Il fuoco della vigilia di Santa Lucia, organizzato dalla parrocchia San Magno, è stato però utile anche per animare il quartiere e, soprattutto, raccogliere l'adesione entusiasta di tanti cittadini, arrivati anche da tutte le altre parti di Trani.
Infatti, la parrocchia San Magno sembra sempre più perfettamente integrata non soltanto in un quartiere della città che è quello dello stadio, ma anche nell'intero territorio comunale grazie alla disponibilità di locali, come la sala teatro, sempre più e meglio condivisi con la città.
«Stiamo cercando di mettere a disposizione tutti i nostri spazi al servizio della collettività – dice il parroco, don Dino Cimadomo -, perché ritengo che la parrocchia non può essere solo ripiegato su se stessa, ma deve avere quella capacità di saper guardare oltre e mettere a disposizione le proprie strutture per i bisogni degli altri.

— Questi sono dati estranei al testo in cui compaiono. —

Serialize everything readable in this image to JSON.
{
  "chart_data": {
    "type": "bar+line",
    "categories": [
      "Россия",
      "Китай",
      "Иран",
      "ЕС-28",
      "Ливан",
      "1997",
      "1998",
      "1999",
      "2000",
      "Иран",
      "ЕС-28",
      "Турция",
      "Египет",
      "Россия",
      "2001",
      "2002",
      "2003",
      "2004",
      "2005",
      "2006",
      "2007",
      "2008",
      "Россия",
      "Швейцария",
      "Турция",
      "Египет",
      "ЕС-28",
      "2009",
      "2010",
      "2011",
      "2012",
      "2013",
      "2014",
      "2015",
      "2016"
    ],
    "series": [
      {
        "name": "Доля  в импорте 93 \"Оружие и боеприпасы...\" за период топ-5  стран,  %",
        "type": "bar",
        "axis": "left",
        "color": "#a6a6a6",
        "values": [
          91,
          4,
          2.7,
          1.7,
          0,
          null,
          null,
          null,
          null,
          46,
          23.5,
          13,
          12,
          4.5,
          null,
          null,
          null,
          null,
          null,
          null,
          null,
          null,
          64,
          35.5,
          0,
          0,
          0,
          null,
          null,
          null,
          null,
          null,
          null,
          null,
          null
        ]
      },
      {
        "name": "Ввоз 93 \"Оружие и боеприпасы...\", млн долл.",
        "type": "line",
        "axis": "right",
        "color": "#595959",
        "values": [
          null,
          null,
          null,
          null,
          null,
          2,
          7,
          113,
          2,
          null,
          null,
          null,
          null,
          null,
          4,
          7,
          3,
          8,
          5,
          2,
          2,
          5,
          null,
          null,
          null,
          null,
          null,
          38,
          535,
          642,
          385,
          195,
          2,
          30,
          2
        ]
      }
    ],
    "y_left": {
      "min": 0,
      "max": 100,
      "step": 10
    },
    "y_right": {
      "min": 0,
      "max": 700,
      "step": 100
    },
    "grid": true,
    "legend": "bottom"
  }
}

È una bella testimonianza di comunione e di fraternità».
Alla domanda se il 2022 sarà l'anno del campetto, al posto dell’ex rudere di via Di Vittorio, don Dino risponde con un lapidario: «A Dio piacendo si».
L'augurio che alla città per le feste «è che questo Natale sia un Natale di speranza, dove ciò che è essenziale è più importante del superfluo. Auguri di vero cuore alla città di Trani».